The old mainframe version of CINDEX we developed for the Laurens Papers
project has been revised into a user-friendly PC version that will run
on IBMs or IBM-compatibles and is available through the Newberry Library
at Chicago, 60 West Walton St., Chicago, IL 60610.

Running on a standard IBM-AT, an index with 10,000 cites takes about 45
minutes to sort. We've used the PC version for the last three indexes
of the Laurens Papers. The PC files are fully compatible with the
mainframe version which means that we can easily update our in-house
cumulative index as we publish volumes.

Like its predecessor NLC follows the indexing rules of the Chicago
Manual of Style.

One of the major improvements in the PC version is its flexibility in
allowing the user to edit and resort the index files it creates. On a
normal index at Laurens, we probably spend 50% of our time editing and
refining the index so its very important to us to be able to produce a
"rough draft," edit that, and then have a new draft which incorporates
those changes.

Editing can be done in any word processing package which writes an ASCII
file back out for reprocessing via NLC.

David Chesnutt
Papers of Henry Laurens
University of South Carolina
(4) --------------------------------------------------------------38----
Date: 09 Jul 90 13:29:03 EST
From: James O'Donnell <JODONNEL@PENNSAS>
Subject: indexing report

From: Jim O'Donnell (Penn, Classics)

My thanks to numerous correspondents. I thought I would report briefly
on what I have found about indexing large files.

1. There is what sounds like a good dedicated index program out there,
and I have encouraged the specialist who knows about it to report
directly.

2. WordPerfect is going through a turtle stage. I have confirmed both
with other users and with their 800-line that if you are at all crowding
the limits of available RAM (not hard, since the program alone takes
well over 400K now in 5.1), the program slows down astonishingly.
Executing a simple command in a 228K file took a full and unbelievable
thirty seconds, just to mark one word for indexing. Expanded memory may
help, if you can get enough headroom that way, and WP reports that they
`are working on it'. Breath-holding not advised.

3. Detailed experiments with Nota Bene have been more encouraging. I put
600+ index markers randomly through the same 228K file, and it generated
a very satisfactory index (on my AT at 8MHz with 640 RAM) in only about
ten minutes. For myself for now, that is probably the way I will go.

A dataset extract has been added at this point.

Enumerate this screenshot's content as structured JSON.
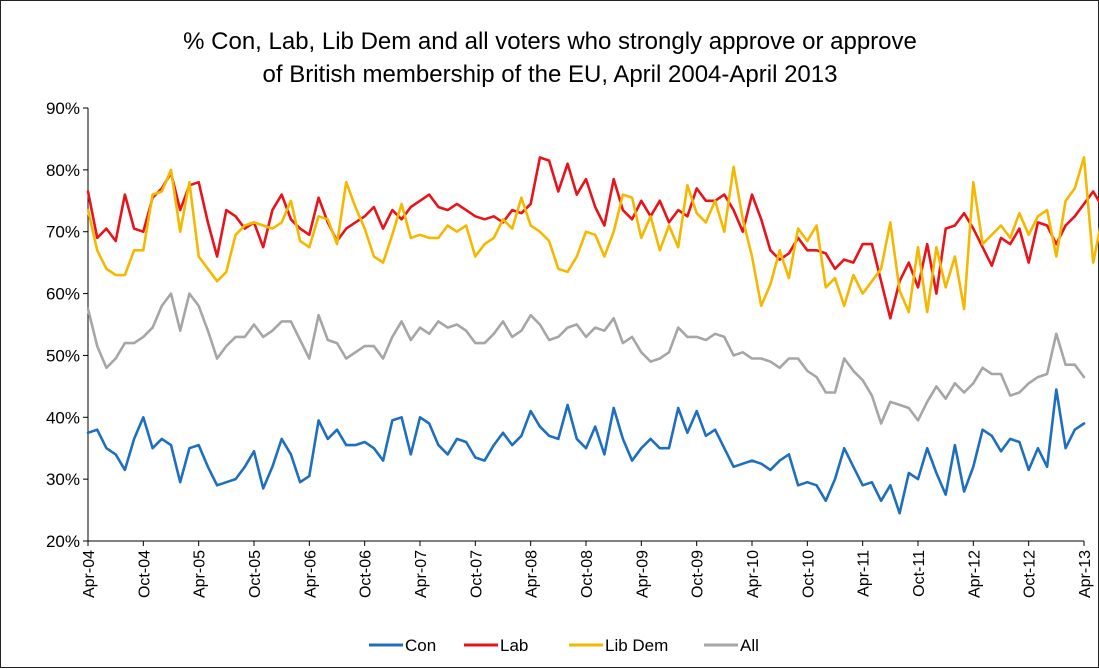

3. One piece of advice. If you are creating a text that will need to be
indexed, you may think about including some fence or marker when you are
generating the text. I have a lot of abbreviated references to ancient
works (e.g., Aen. 6.234-238, Aug. conf. 11.10.13): it would speed
things marvelously in marking these things for index if I had put some
fence character (even one that is invisible to the printer) after the
238 or the 13 in those examples: then in one program or another a macro
or a global search/replace could speed the marking of items dramatically.